Some folks just can’t be pleased. If you wish to take a look at the deep cynicism found in many smartphone-wielding humans of the 21st century, look no further than the one-star reviews of the world's favorite tourist hotspots. Here, you’ll find an assortment of poor souls whose reflex reaction to seeing a natural or historic wonder is a furious TripAdvisor review frantically typed out on the drive home.
A new project from My Favourite Cottages has used the text-to-image AI art generator DallE-2 to visualize how some of the biggest tourist attractions in the UK might appear based on their worst reviews on TripAdvisor.
Take Stonehenge as an example.
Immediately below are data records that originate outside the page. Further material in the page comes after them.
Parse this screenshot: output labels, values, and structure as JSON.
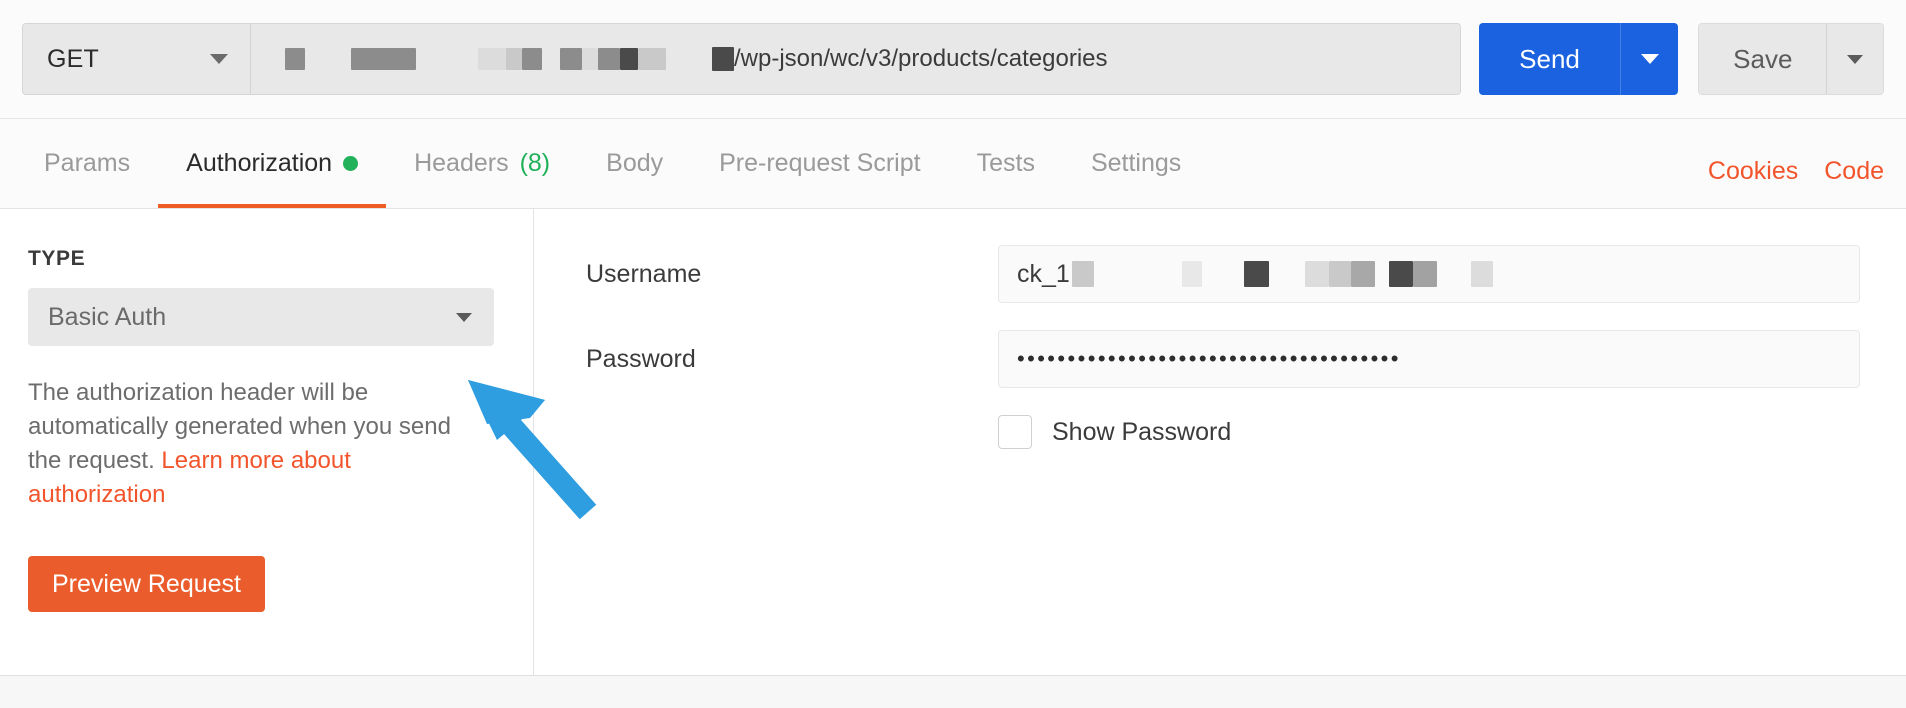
{
  "request_bar": {
    "method": "GET",
    "method_caret_icon": "chevron-down-icon",
    "url_visible_text": "/wp-json/wc/v3/products/categories",
    "url_redacted": true,
    "send_label": "Send",
    "send_caret_icon": "chevron-down-icon",
    "save_label": "Save",
    "save_caret_icon": "chevron-down-icon",
    "send_color": "#1a62e0"
  },
  "tabs": [
    {
      "label": "Params",
      "active": false,
      "indicator": "",
      "count": ""
    },
    {
      "label": "Authorization",
      "active": true,
      "indicator": "green-dot",
      "count": ""
    },
    {
      "label": "Headers",
      "active": false,
      "indicator": "",
      "count": "(8)"
    },
    {
      "label": "Body",
      "active": false,
      "indicator": "",
      "count": ""
    },
    {
      "label": "Pre-request Script",
      "active": false,
      "indicator": "",
      "count": ""
    },
    {
      "label": "Tests",
      "active": false,
      "indicator": "",
      "count": ""
    },
    {
      "label": "Settings",
      "active": false,
      "indicator": "",
      "count": ""
    }
  ],
  "tab_actions": {
    "cookies_label": "Cookies",
    "code_label": "Code",
    "link_color": "#f2552c"
  },
  "auth_panel": {
    "type_heading": "TYPE",
    "type_value": "Basic Auth",
    "type_caret_icon": "chevron-down-icon",
    "help_text_before": "The authorization header will be automatically generated when you send the request. ",
    "help_link_text": "Learn more about authorization",
    "preview_button_label": "Preview Request",
    "preview_button_color": "#eb5c2d"
  },
  "credentials": {
    "username_label": "Username",
    "username_value_prefix": "ck_1",
    "username_redacted": true,
    "password_label": "Password",
    "password_masked_value": "••••••••••••••••••••••••••••••••••••••",
    "show_password_label": "Show Password",
    "show_password_checked": false
  },
  "annotation": {
    "arrow_color": "#2e9ee0",
    "arrow_points_to": "auth-type-select"
  }
}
Stonehenge is a unique monument in the south of England that was likely built around 5,000 to 4,000 years ago. While still shrouded in mystery, it’s inspired a wealth of fascinating insights into Neolithic Britain and the people who once inhabited this land.
With an overall TripAdvisor rating of four stars, it looks like most would agree this is an impressive spectacle to behold. However, rosy views are not shared by a small number of visitors who awarded the world-famous site just one star.
“It’s a pile of rocks, and everyone on the A303 decides to slow down to look at them. Pointless, save yourself the time and don’t go,” a one-star review reads.
“It's just a bunch of rocks. I have no idea why anyone would be excited to go to stonehenge,” another vexes.
A handful of punters were also annoyed that the site was policed by “security guards in florescent jackets” and “huge, barbed wire fences” were blocking the view.
As you can see from the image created by DallE-2 based on these reviews, Stonehenge looks like a surreal Orwellian nightmare with a rumble of some Neolithic rocks in the back.
Stonehenge isn’t the only site that’s been given a pessimistic makeover. The project also saw reimaginings of tourist attractions across the UK, including the Tower of London, the Eden Project in Cornwell, the Roman baths of Bath, Brighton pier, Edinburgh Castle in Scotland, the Needles on the Isle of Wight, Giant’s Causeway in Northern Ireland, Snowdon in Wales, and the and artist Antony Gormley's huge Angel of the North sculpture.